Editor's Note: We are pleased to repost this poem, originally published in TheNewVerse.News on Sunday, September 27, 2015. It is one of our 2015 Pushcart Prize nominees.
CHARON
by A.E. Stallings
|
A Syrian refugee carries his child at a beach on the Greek island of Lesbos after crossing part of the Aegean Sea from the Turkish coast, September 19, 2015. A girl believed to be five years died on Saturday and 13 other migrants were feared lost overboard after their boat sank in choppy seas off the Greek island of Lesbos, the Greek coastguard said. A second, exhausted group of around 40 people reached the island in a small boat following a traumatic journey from Turkey, having paddled through the night with their hands across 10 kilometers (six miles) of ocean after their engine failed.

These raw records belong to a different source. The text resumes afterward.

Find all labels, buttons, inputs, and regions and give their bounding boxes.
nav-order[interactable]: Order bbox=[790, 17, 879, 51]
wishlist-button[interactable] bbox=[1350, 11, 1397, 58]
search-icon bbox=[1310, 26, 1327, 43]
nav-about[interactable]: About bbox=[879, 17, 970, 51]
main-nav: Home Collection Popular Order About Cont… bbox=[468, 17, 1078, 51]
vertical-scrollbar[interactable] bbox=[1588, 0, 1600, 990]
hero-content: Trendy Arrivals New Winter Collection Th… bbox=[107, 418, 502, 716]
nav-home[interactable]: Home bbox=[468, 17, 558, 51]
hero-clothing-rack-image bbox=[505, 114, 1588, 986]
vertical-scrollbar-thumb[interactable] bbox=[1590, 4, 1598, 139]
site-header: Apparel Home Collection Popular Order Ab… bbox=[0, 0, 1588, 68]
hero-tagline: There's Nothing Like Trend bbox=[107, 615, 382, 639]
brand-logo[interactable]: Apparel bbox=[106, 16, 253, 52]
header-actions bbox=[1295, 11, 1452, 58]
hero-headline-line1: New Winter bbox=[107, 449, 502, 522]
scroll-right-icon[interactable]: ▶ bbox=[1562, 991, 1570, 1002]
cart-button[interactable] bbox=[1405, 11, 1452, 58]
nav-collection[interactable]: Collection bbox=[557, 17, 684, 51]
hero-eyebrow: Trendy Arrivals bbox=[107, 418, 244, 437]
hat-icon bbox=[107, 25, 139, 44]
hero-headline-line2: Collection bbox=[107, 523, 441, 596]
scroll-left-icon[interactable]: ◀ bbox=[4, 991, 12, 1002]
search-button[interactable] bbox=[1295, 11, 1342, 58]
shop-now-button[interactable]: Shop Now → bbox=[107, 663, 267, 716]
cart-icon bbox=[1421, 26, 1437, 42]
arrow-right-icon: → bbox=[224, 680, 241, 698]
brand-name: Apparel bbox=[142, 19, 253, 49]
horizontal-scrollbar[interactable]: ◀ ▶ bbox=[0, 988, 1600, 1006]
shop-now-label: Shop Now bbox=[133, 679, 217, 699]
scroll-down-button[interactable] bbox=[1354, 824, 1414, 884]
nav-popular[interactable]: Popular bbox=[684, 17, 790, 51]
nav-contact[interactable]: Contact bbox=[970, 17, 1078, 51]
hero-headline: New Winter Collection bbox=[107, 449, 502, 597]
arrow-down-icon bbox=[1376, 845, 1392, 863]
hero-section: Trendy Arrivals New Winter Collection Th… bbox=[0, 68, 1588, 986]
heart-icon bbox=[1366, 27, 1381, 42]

Hundreds of thousands of mainly Syrian refugees have braved the short but precarious crossing from Turkey to Greece's eastern islands this year, mainly in flimsy and overcrowded inflatable boats. —REUTERS/Yannis Behrakis via Yahoo! News, September 15, 2015 |
When some, as promised, made it to dry land,
He profited, high and dry, but others, owing
To fickle winds, or a puncture, or freak waves,
Arrived at a farther shore, another beach
Lapped by a numb forgetting, still in the clothes
Someone had washed and pressed to face the day,
And lay in attitudes much like repose.
And Charon made a killing either way,
Per child alone, 600 euros each.
A.E. Stallings is an American poet who has lived in Greece since 1999. Her most recent collection is Olives, from TriQuarterly/Northwestern University Press.